— Ну, в смысле баб? — хихикнула Валентина.
Лёлька понятия не имела, как у Михалкова насчет баб, но, возможно, какие-то слухи на эту тему достигли и провинциальных артистических кругов. Поэтому она осторожно покачала головой:
— Не верь всякой ерунде. Уж я-то знаю, какая у него супруга! От такой налево не сбегаешь, держит голубчика в ежовых рукавицах. Да и года свое берут — у него теперь одни творческие планы на уме.
Валентина несколько сникла, но потом сглотнула еще рюмашку и наконец поинтересовалась:
— А что за роль-то?
— Классная роль — главная, можно сказать, героиня в зрелом возрасте, — импровизировала Лёлька. — Юная девушка, дворяночка, встречает в начале нашего века красавца-матроса и они влюбляются друг в друга. Ну, потом революция, гражданская война, она уезжает с родителями в эмиграцию. Там устраивается неплохо — выходит замуж за богатого и знатного француза. Проходит много лет и на приеме у премьер-министра Швеции она встречает советского дипломата, того самого бывшего матроса. Опять разгорается безумный, отчаянный роман. Дипломата отправляют обратно в Советский Союз и там ставят к стенке за связь с иностранной шпионкой, а она уходит от мужа и… — тут Лёлька запнулась, потому что никак не могла придумать финал потрагичнее.
На замутненных глазах Валентины выступили пьяные слёзы, она уже видела себя в шелках и бриллиантах в объятиях статного красавца.
— И она становится бездомной, живет с клошарами под мостом и все ходит к тому фонтану, у которого они с любимым кружились ночью под старинную французскую мелодию. И там она танцует, танцует… — завершила, наконец, Лёлька душераздирающую историю.
На секунду ей стало стыдно, когда она представила, что сделал бы с ней Михалков, услышав подобную муть.
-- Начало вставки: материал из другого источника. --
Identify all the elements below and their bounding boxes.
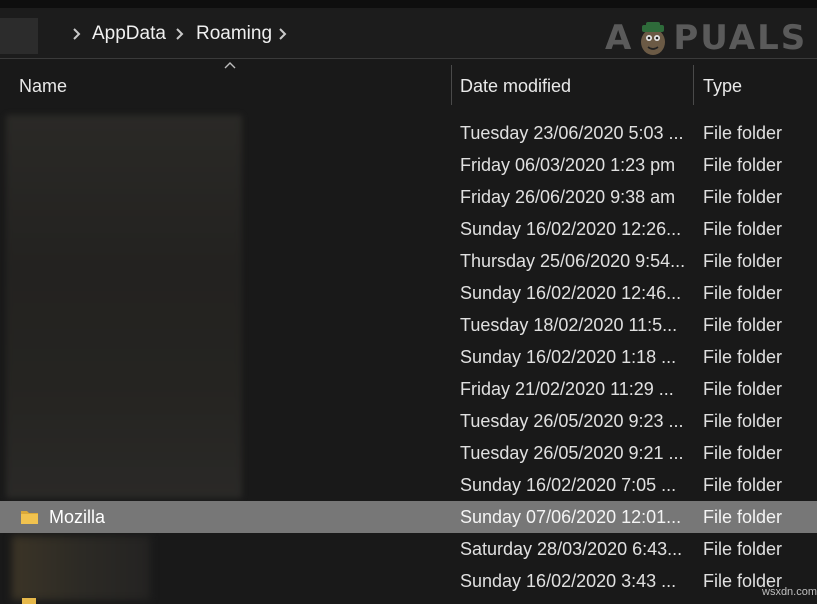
- address-bar-hidden-segment[interactable]: [0, 18, 38, 54]
- file-row[interactable]: Tuesday 26/05/2020 9:23 ... File folder: [0, 405, 817, 437]
- file-row[interactable]: Friday 26/06/2020 9:38 am File folder: [0, 181, 817, 213]
- file-row[interactable]: Saturday 28/03/2020 6:43... File folder: [0, 533, 817, 565]
- date-modified-cell: Tuesday 18/02/2020 11:5...: [460, 315, 678, 335]
- file-row[interactable]: Friday 06/03/2020 1:23 pm File folder: [0, 149, 817, 181]
- type-cell: File folder: [703, 411, 783, 431]
- date-modified-cell: Sunday 16/02/2020 7:05 ...: [460, 475, 677, 495]
- file-row[interactable]: Thursday 25/06/2020 9:54... File folder: [0, 245, 817, 277]
- date-modified-cell: Tuesday 26/05/2020 9:23 ...: [460, 411, 684, 431]
- date-modified-cell: Sunday 16/02/2020 12:46...: [460, 283, 682, 303]
- folder-name: Mozilla: [49, 506, 106, 527]
- column-divider[interactable]: [451, 65, 452, 105]
- type-cell: File folder: [703, 539, 783, 559]
- watermark-prefix: A: [605, 18, 634, 58]
- date-modified-cell: Thursday 25/06/2020 9:54...: [460, 251, 686, 271]
- type-cell: File folder: [703, 251, 783, 271]
- date-modified-cell: Friday 06/03/2020 1:23 pm: [460, 155, 676, 175]
- breadcrumb-appdata[interactable]: AppData: [92, 22, 166, 46]
- name-cell[interactable]: Mozilla: [20, 501, 105, 533]
- date-modified-cell: Sunday 16/02/2020 1:18 ...: [460, 347, 677, 367]
- file-row[interactable]: Tuesday 23/06/2020 5:03 ... File folder: [0, 117, 817, 149]
- column-header-name[interactable]: Name: [19, 75, 67, 97]
- file-row[interactable]: Sunday 16/02/2020 12:46... File folder: [0, 277, 817, 309]
- folder-icon: [20, 508, 40, 526]
- chevron-right-icon[interactable]: [278, 24, 288, 44]
- type-cell: File folder: [703, 507, 783, 527]
- file-row[interactable]: Sunday 16/02/2020 7:05 ... File folder: [0, 469, 817, 501]
- date-modified-cell: Friday 26/06/2020 9:38 am: [460, 187, 676, 207]
- address-bar[interactable]: AppData Roaming A PUALS: [0, 8, 817, 59]
- column-header-type[interactable]: Type: [703, 75, 742, 97]
- date-modified-cell: Friday 21/02/2020 11:29 ...: [460, 379, 674, 399]
- date-modified-cell: Sunday 07/06/2020 12:01...: [460, 507, 682, 527]
- date-modified-cell: Saturday 28/03/2020 6:43...: [460, 539, 683, 559]
- breadcrumb-roaming[interactable]: Roaming: [196, 22, 272, 46]
- date-modified-cell: Sunday 16/02/2020 12:26...: [460, 219, 682, 239]
- type-cell: File folder: [703, 123, 783, 143]
- file-row[interactable]: Sunday 16/02/2020 12:26... File folder: [0, 213, 817, 245]
- watermark-logo: A PUALS: [605, 18, 807, 58]
- type-cell: File folder: [703, 155, 783, 175]
- sort-ascending-icon: [224, 61, 236, 69]
- file-row[interactable]: Tuesday 18/02/2020 11:5... File folder: [0, 309, 817, 341]
- title-strip: [0, 0, 817, 8]
- column-header-date-modified[interactable]: Date modified: [460, 75, 571, 97]
- type-cell: File folder: [703, 347, 783, 367]
- type-cell: File folder: [703, 379, 783, 399]
- date-modified-cell: Tuesday 26/05/2020 9:21 ...: [460, 443, 684, 463]
- date-modified-cell: Tuesday 23/06/2020 5:03 ...: [460, 123, 684, 143]
- watermark-suffix: PUALS: [673, 18, 808, 58]
- type-cell: File folder: [703, 283, 783, 303]
- file-row[interactable]: Friday 21/02/2020 11:29 ... File folder: [0, 373, 817, 405]
- file-row[interactable]: Sunday 16/02/2020 3:43 ... File folder: [0, 565, 817, 597]
- type-cell: File folder: [703, 187, 783, 207]
- type-cell: File folder: [703, 443, 783, 463]
- file-row[interactable]: Sunday 16/02/2020 1:18 ... File folder: [0, 341, 817, 373]
- date-modified-cell: Sunday 16/02/2020 3:43 ...: [460, 571, 677, 591]
- watermark-footer: wsxdn.com: [762, 586, 817, 598]
- column-divider[interactable]: [693, 65, 694, 105]
- type-cell: File folder: [703, 315, 783, 335]
- chevron-right-icon[interactable]: [175, 24, 185, 44]
- file-row[interactable]: Tuesday 26/05/2020 9:21 ... File folder: [0, 437, 817, 469]
- mascot-icon: [633, 18, 673, 58]
- chevron-right-icon[interactable]: [72, 24, 82, 44]
- folder-icon: [22, 598, 36, 604]
- type-cell: File folder: [703, 219, 783, 239]
- type-cell: File folder: [703, 475, 783, 495]
- file-row[interactable]: Mozilla Sunday 07/06/2020 12:01... File fo…: [0, 501, 817, 533]
- column-header-row: Name Date modified Type: [0, 59, 817, 107]
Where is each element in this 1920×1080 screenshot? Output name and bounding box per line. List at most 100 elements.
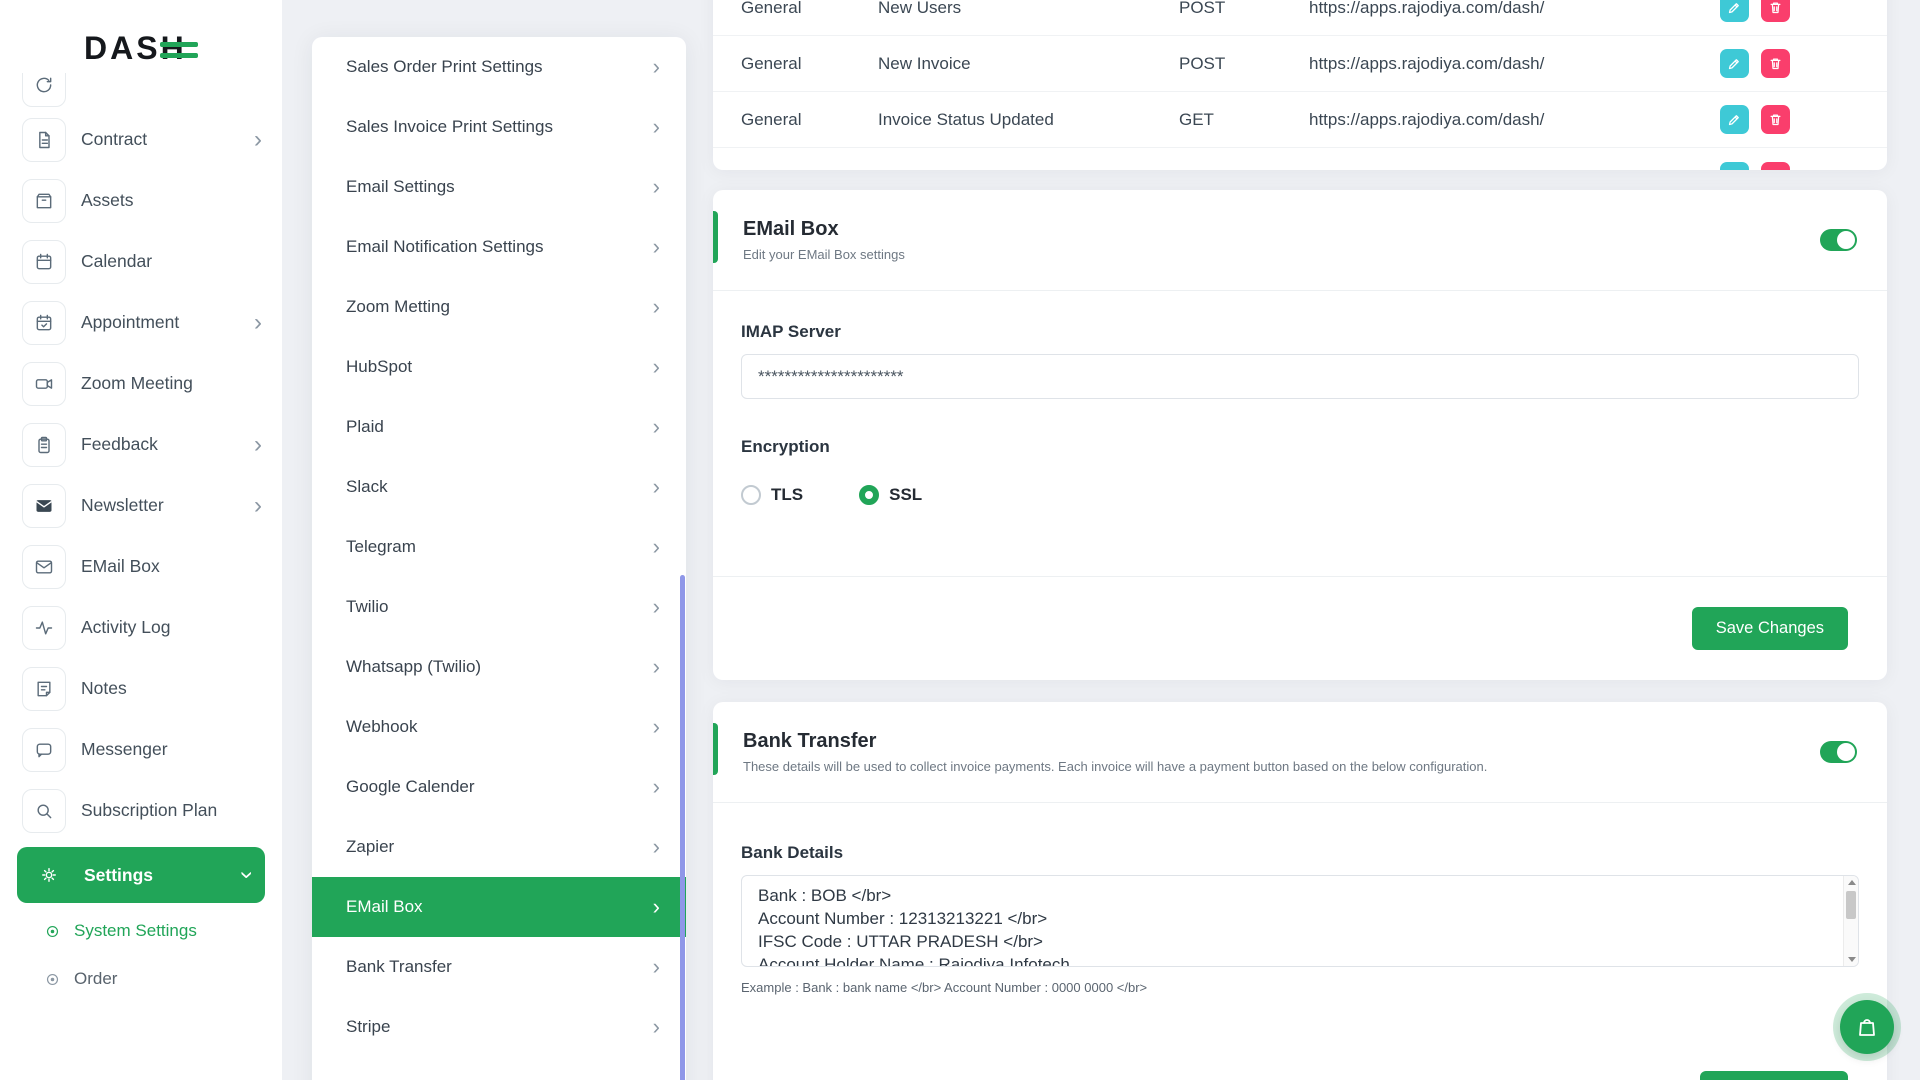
sidebar-item-subscription-plan[interactable]: Subscription Plan: [0, 780, 282, 841]
trash-icon: [1768, 112, 1783, 127]
chevron-right-icon: ›: [254, 494, 262, 518]
submenu-scrollbar[interactable]: [680, 575, 685, 1080]
submenu-item-sales-order-print-settings[interactable]: Sales Order Print Settings ›: [312, 37, 686, 97]
sidebar-item-assets[interactable]: Assets: [0, 170, 282, 231]
edit-button[interactable]: [1720, 105, 1749, 134]
submenu-item-label: Plaid: [346, 417, 384, 437]
accent-bar: [713, 211, 718, 263]
sidebar-item-appointment[interactable]: Appointment ›: [0, 292, 282, 353]
submenu-item-whatsapp-twilio[interactable]: Whatsapp (Twilio)›: [312, 637, 686, 697]
sidebar-item-zoom-meeting[interactable]: Zoom Meeting: [0, 353, 282, 414]
table-row-partial: [713, 148, 1887, 170]
search-icon: [22, 789, 66, 833]
submenu-item-label: Zapier: [346, 837, 394, 857]
submenu-item-stripe[interactable]: Stripe›: [312, 997, 686, 1057]
sidebar-item-label: Calendar: [81, 251, 152, 272]
submenu-item-twilio[interactable]: Twilio›: [312, 577, 686, 637]
document-icon: [22, 118, 66, 162]
edit-button[interactable]: [1720, 0, 1749, 22]
submenu-item-label: Zoom Metting: [346, 297, 450, 317]
logo-dash-marks: [160, 42, 198, 58]
imap-server-input[interactable]: [741, 354, 1859, 399]
app-logo[interactable]: DASH: [84, 30, 282, 67]
submenu-item-google-calender[interactable]: Google Calender›: [312, 757, 686, 817]
radio-label: TLS: [771, 485, 803, 505]
encryption-label: Encryption: [741, 437, 1859, 457]
submenu-item-bank-transfer[interactable]: Bank Transfer›: [312, 937, 686, 997]
submenu-item-zoom-metting[interactable]: Zoom Metting›: [312, 277, 686, 337]
chevron-right-icon: ›: [653, 56, 660, 78]
save-changes-button-partial[interactable]: [1700, 1071, 1848, 1080]
scrollbar-thumb: [1846, 891, 1856, 919]
bank-transfer-toggle[interactable]: [1820, 741, 1857, 763]
sidebar-item-email-box[interactable]: EMail Box: [0, 536, 282, 597]
submenu-item-zapier[interactable]: Zapier›: [312, 817, 686, 877]
chevron-right-icon: ›: [653, 776, 660, 798]
pencil-icon: [1727, 112, 1742, 127]
save-changes-button[interactable]: Save Changes: [1692, 607, 1848, 650]
chevron-right-icon: ›: [653, 356, 660, 378]
bank-details-textarea[interactable]: Bank : BOB </br> Account Number : 123132…: [741, 875, 1859, 967]
sidebar-item-label: Subscription Plan: [81, 800, 217, 821]
submenu-item-slack[interactable]: Slack›: [312, 457, 686, 517]
textarea-scrollbar[interactable]: [1843, 876, 1858, 966]
sidebar-item-partial[interactable]: [0, 73, 282, 109]
sidebar-item-calendar[interactable]: Calendar: [0, 231, 282, 292]
purchase-fab-button[interactable]: [1840, 1000, 1894, 1054]
submenu-item-email-notification-settings[interactable]: Email Notification Settings ›: [312, 217, 686, 277]
sidebar-item-label: Settings: [84, 865, 153, 886]
chevron-right-icon: ›: [653, 236, 660, 258]
submenu-item-email-box[interactable]: EMail Box ›: [312, 877, 686, 937]
submenu-item-sales-invoice-print-settings[interactable]: Sales Invoice Print Settings›: [312, 97, 686, 157]
sidebar-item-label: Notes: [81, 678, 127, 699]
chevron-right-icon: ›: [653, 1076, 660, 1080]
sidebar-item-activity-log[interactable]: Activity Log: [0, 597, 282, 658]
submenu-item-plaid[interactable]: Plaid›: [312, 397, 686, 457]
edit-button[interactable]: [1720, 49, 1749, 78]
sidebar-item-settings[interactable]: Settings ›: [17, 847, 265, 903]
row-method: GET: [1179, 110, 1309, 130]
radio-tls[interactable]: TLS: [741, 485, 803, 505]
submenu-item-telegram[interactable]: Telegram›: [312, 517, 686, 577]
imap-server-label: IMAP Server: [741, 322, 1859, 342]
delete-button[interactable]: [1761, 0, 1790, 22]
delete-button[interactable]: [1761, 49, 1790, 78]
table-row: General New Users POST https://apps.rajo…: [713, 0, 1887, 36]
calendar-check-icon: [22, 301, 66, 345]
envelope-icon: [22, 545, 66, 589]
submenu-item-webhook[interactable]: Webhook›: [312, 697, 686, 757]
pencil-icon: [1727, 56, 1742, 71]
sidebar-item-order[interactable]: Order: [0, 955, 282, 1003]
sidebar-item-messenger[interactable]: Messenger: [0, 719, 282, 780]
chevron-right-icon: ›: [653, 476, 660, 498]
sidebar-item-notes[interactable]: Notes: [0, 658, 282, 719]
delete-button[interactable]: [1761, 162, 1790, 171]
sidebar-item-contract[interactable]: Contract ›: [0, 109, 282, 170]
submenu-item-label: EMail Box: [346, 897, 423, 917]
submenu-item-label: Stripe: [346, 1017, 390, 1037]
chevron-right-icon: ›: [653, 896, 660, 918]
delete-button[interactable]: [1761, 105, 1790, 134]
submenu-item-label: Sales Order Print Settings: [346, 57, 543, 77]
submenu-item-label: Twilio: [346, 597, 389, 617]
edit-button[interactable]: [1720, 162, 1749, 171]
email-box-toggle[interactable]: [1820, 229, 1857, 251]
email-box-card-body: IMAP Server Encryption TLS SSL: [713, 322, 1887, 505]
trash-icon: [1768, 169, 1783, 171]
radio-ssl[interactable]: SSL: [859, 485, 922, 505]
row-method: POST: [1179, 54, 1309, 74]
bank-transfer-card-header: Bank Transfer These details will be used…: [713, 702, 1887, 803]
sidebar-item-system-settings[interactable]: System Settings: [0, 907, 282, 955]
sidebar-item-feedback[interactable]: Feedback ›: [0, 414, 282, 475]
submenu-item-email-settings[interactable]: Email Settings›: [312, 157, 686, 217]
sidebar-item-newsletter[interactable]: Newsletter ›: [0, 475, 282, 536]
page: DASH Contract › Assets Calendar A: [0, 0, 1920, 1080]
submenu-item-label: Email Notification Settings: [346, 237, 543, 257]
card-title: EMail Box: [743, 218, 905, 241]
sidebar-subitem-label: Order: [74, 969, 117, 989]
row-url: https://apps.rajodiya.com/dash/: [1309, 0, 1720, 18]
submenu-item-hubspot[interactable]: HubSpot›: [312, 337, 686, 397]
sidebar: DASH Contract › Assets Calendar A: [0, 0, 282, 1080]
sidebar-nav: Contract › Assets Calendar Appointment ›…: [0, 73, 282, 1003]
submenu-item-partial[interactable]: ›: [312, 1057, 686, 1080]
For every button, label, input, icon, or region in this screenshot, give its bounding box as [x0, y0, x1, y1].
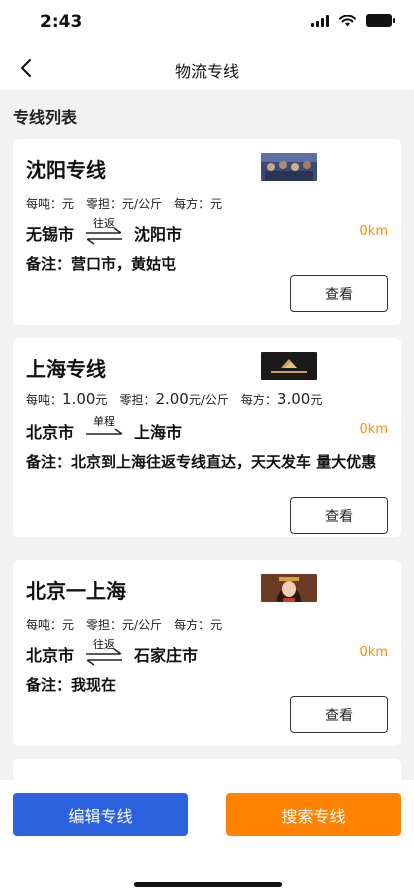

Но Валентина с трудом справилась с рыданьями и едва смогла спросить:
— А кто играет главного героя? Меньшиков?
— Нет, скорее всего Домогаров. А может быть, Алексей Нилов. Ну, тот, который в "Ментах". Длинный такой, губки бантиком.
Валентина снова отхлебнула коньяк и Лёлька заволновалась, как бы она не отрубилась раньше времени. В её планы входили отнюдь не одни упражнения в идиотских кинофантазиях. Пора было приступать и к основной цели. Но этому помешал неожиданный приход Валентининого супруга.
Он ввалился в прихожую, и вначале Лёлька даже испугалась. Здоровенный верзила в засаленной куртке с поднятым капюшоном, сбросил огромные сапоги и, ни слова не говоря, устремился к столу, сгреб недопитую бутылку и унес её на кухню.
Хозяйка бросилась за ним. Какое-то время они тихо ругались за закрытой дверью, потом она вернулась и молча поставила бутылку на стол. Через несколько минут мужчина протопал обратно, обулся и снова ушел, громко хлопнув дверью. Теперь Лёлька хорошо рассмотрела его лицо. Оно поражало, во-первых, породистостью, которую не могли истребить неухоженность и усталость, во-вторых, ужасной бледностью. Тёмные круги под глазами и отросшая щетина ещё больше подчеркивали нездоровый цвет кожи.
— Ну, видела? Мсье Соболь собственной персоной! — с досадой буркнула Валентина. — Моя так называемая личная жизнь.
— Похоже, сегодня он у тебя не в духе, — посочувствовала Лёлька.
— Они теперь всегда не в духе. Вбили себе в голову, что неизлечимо больны, вот и бесятся. Нет, если мне роль обломится, я уж постараюсь в Москве зацепиться. И Юльку потом к себе заберу, нечего ей в этом вертепе делать.
— А мужа?
— Нетушки, нафига он мне в Москве сдался? Да он и сам не поедет, непризнанный гений!
Заинтригованная Лёлька принялась выпытывать у пьяненькой Валентины, почему она так отозвалась о муже и выяснила следующее.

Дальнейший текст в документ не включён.